Can celebrities successfully tackle the plastic waste challenge?
Major pop stars are helping to raise awareness of plastic pollution and promote products made with recycled plastic content. Musician and entrepreneur will.i.am is collaborating with Coca-Cola on a 3D printer that uses recycled PET bottles as input material for new objects. Meanwhile, singer Pharrell Williams has just won a prestigious Cannes design prize for a new line of denim clothing made of ocean plastic waste. But will their efforts be truly game-changing, given the scale of the plastic waste challenge?
“It’s great that celebrities with significant power to influence young people are coming up with designs that make use of recycled materials,” says Nigel Hunton, MBA’s CEO. “They can play an important role in making products with recycled content desirable. However, ultimately, what we need to make substantial progress on reducing plastic waste are cost-effective, scalable technologies that can process large quantities of plastic and transform them into new materials.”
Celebrity innovations
The new 3D printer has been launched under the EKOCYCLE brand, a joint initiative by will.i.am and Coca-Cola to make products incorporating recycled plastic ‘cool’. It allows users to create fashion and music accessories with a printer filament made partly from post-consumer recycled plastic bottles.
In 2013, will.i.am told Jo Confino, an executive editor of the Guardian, that “we should make ‘to plastic’ a verb,” when describing his ambitions to help people see plastic waste as a commodity. He explained that he had actively sought Coca-Cola’s support for the EKOCYCLE project, which has now expanded to include brand partnerships with Levi Strauss, Adidas and the National Basketball Association (NBA). In order to become a brand partner, companies must prove their products uses at least 25% recycled PET.

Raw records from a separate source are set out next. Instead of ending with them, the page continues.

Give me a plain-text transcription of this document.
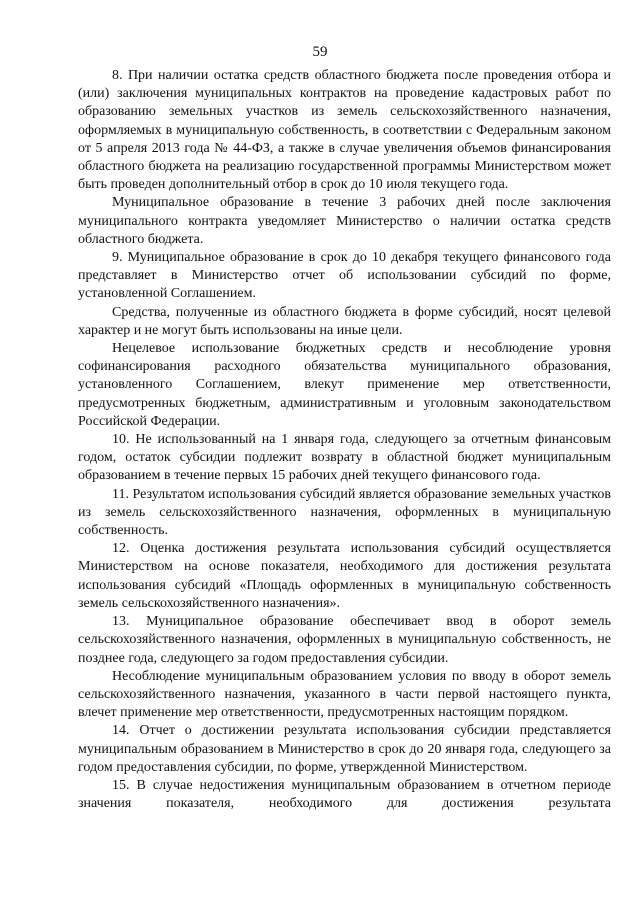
59

8. При наличии остатка средств областного бюджета после проведения отбора и (или) заключения муниципальных контрактов на проведение кадастровых работ по образованию земельных участков из земель сельскохозяйственного назначения, оформляемых в муниципальную собственность, в соответствии с Федеральным законом от 5 апреля 2013 года № 44-ФЗ, а также в случае увеличения объемов финансирования областного бюджета на реализацию государственной программы Министерством может быть проведен дополнительный отбор в срок до 10 июля текущего года.

Муниципальное образование в течение 3 рабочих дней после заключения муниципального контракта уведомляет Министерство о наличии остатка средств областного бюджета.

9. Муниципальное образование в срок до 10 декабря текущего финансового года представляет в Министерство отчет об использовании субсидий по форме, установленной Соглашением.

Средства, полученные из областного бюджета в форме субсидий, носят целевой характер и не могут быть использованы на иные цели.

Нецелевое использование бюджетных средств и несоблюдение уровня софинансирования расходного обязательства муниципального образования, установленного Соглашением, влекут применение мер ответственности, предусмотренных бюджетным, административным и уголовным законодательством Российской Федерации.

10. Не использованный на 1 января года, следующего за отчетным финансовым годом, остаток субсидии подлежит возврату в областной бюджет муниципальным образованием в течение первых 15 рабочих дней текущего финансового года.

11. Результатом использования субсидий является образование земельных участков из земель сельскохозяйственного назначения, оформленных в муниципальную собственность.

12. Оценка достижения результата использования субсидий осуществляется Министерством на основе показателя, необходимого для достижения результата использования субсидий «Площадь оформленных в муниципальную собственность земель сельскохозяйственного назначения».

13. Муниципальное образование обеспечивает ввод в оборот земель сельскохозяйственного назначения, оформленных в муниципальную собственность, не позднее года, следующего за годом предоставления субсидии.

Несоблюдение муниципальным образованием условия по вводу в оборот земель сельскохозяйственного назначения, указанного в части первой настоящего пункта, влечет применение мер ответственности, предусмотренных настоящим порядком.

14. Отчет о достижении результата использования субсидии представляется муниципальным образованием в Министерство в срок до 20 января года, следующего за годом предоставления субсидии, по форме, утвержденной Министерством.

15. В случае недостижения муниципальным образованием в отчетном периоде значения показателя, необходимого для достижения результата
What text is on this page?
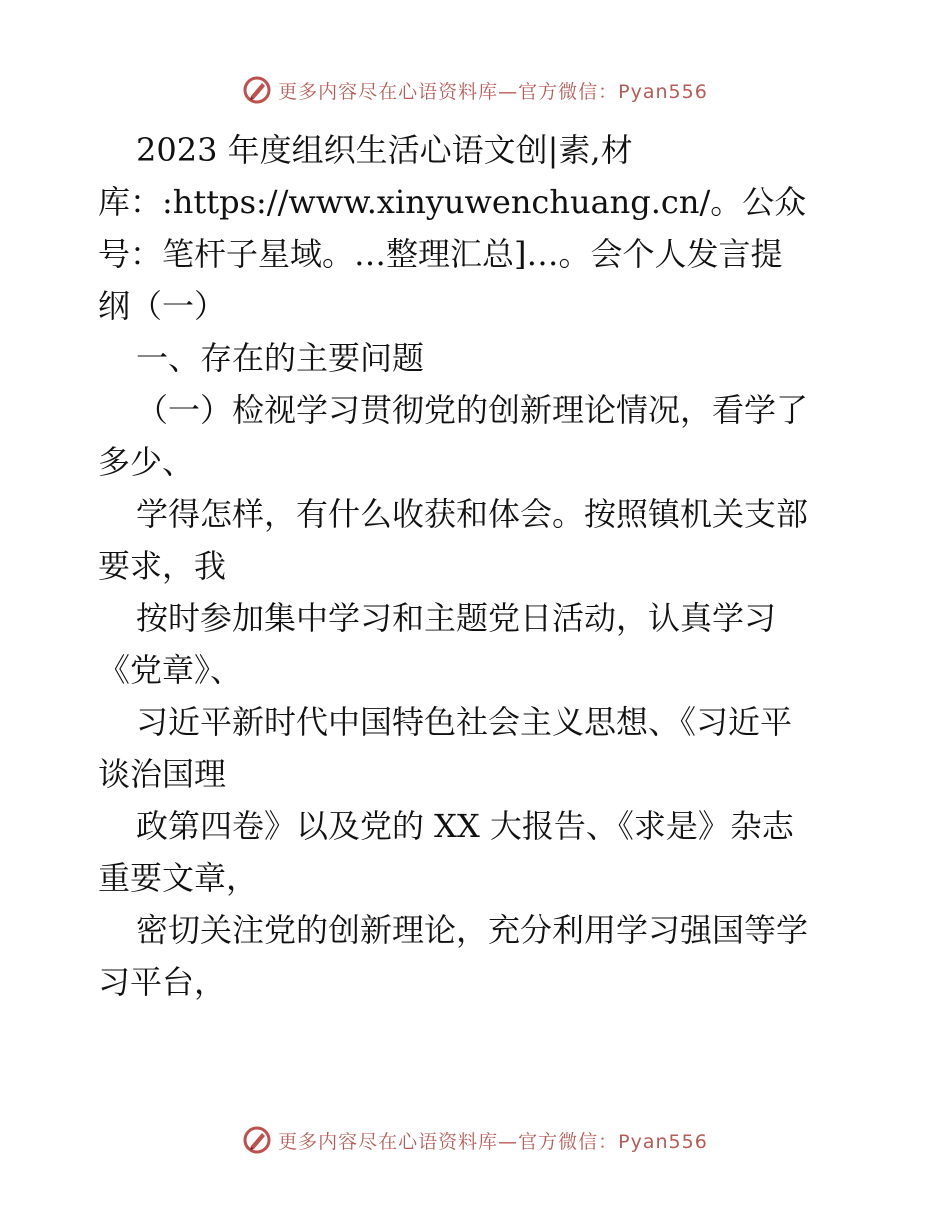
更多内容尽在心语资料库—官方微信：Pyan556
2023 年度组织生活心语文创|素,材
库：:https://www.xinyuwenchuang.cn/。公众
号：笔杆子星域。…整理汇总]…。会个人发言提
纲（一）
一、存在的主要问题
（一）检视学习贯彻党的创新理论情况，看学了
多少、
学得怎样，有什么收获和体会。按照镇机关支部
要求，我
按时参加集中学习和主题党日活动，认真学习
《党章》、
习近平新时代中国特色社会主义思想、《习近平
谈治国理
政第四卷》以及党的 XX 大报告、《求是》杂志
重要文章，
密切关注党的创新理论，充分利用学习强国等学
习平台，
更多内容尽在心语资料库—官方微信：Pyan556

Pharrell Williams’s ‘RAW for the Oceans’ line of denim clothing, which comprises jeans made with fibres created from ocean plastic waste, won first prize at the inaugural Cannes Product Design Grand Prix. The new line is the result of a collaboration with the Bionic Yarn company and the Vortex Project, and will be in stores from September 2014. The judges said it was a visionary project that stood out for its form, function and innovation, as well as its sustainability ambitions.
Tackling plastic waste at scale
At MBA Polymers, we process more than 110,000 tonnes of plastic waste annually from post-consumer durable goods including cars, electronics and construction waste. At our three high technology processing plants, we create high quality secondary raw materials for companies including HP, Nespresso and Electrolux. Importantly, our recycled plastic pellets require less than 20% of the energy needed to produce virgin plastic.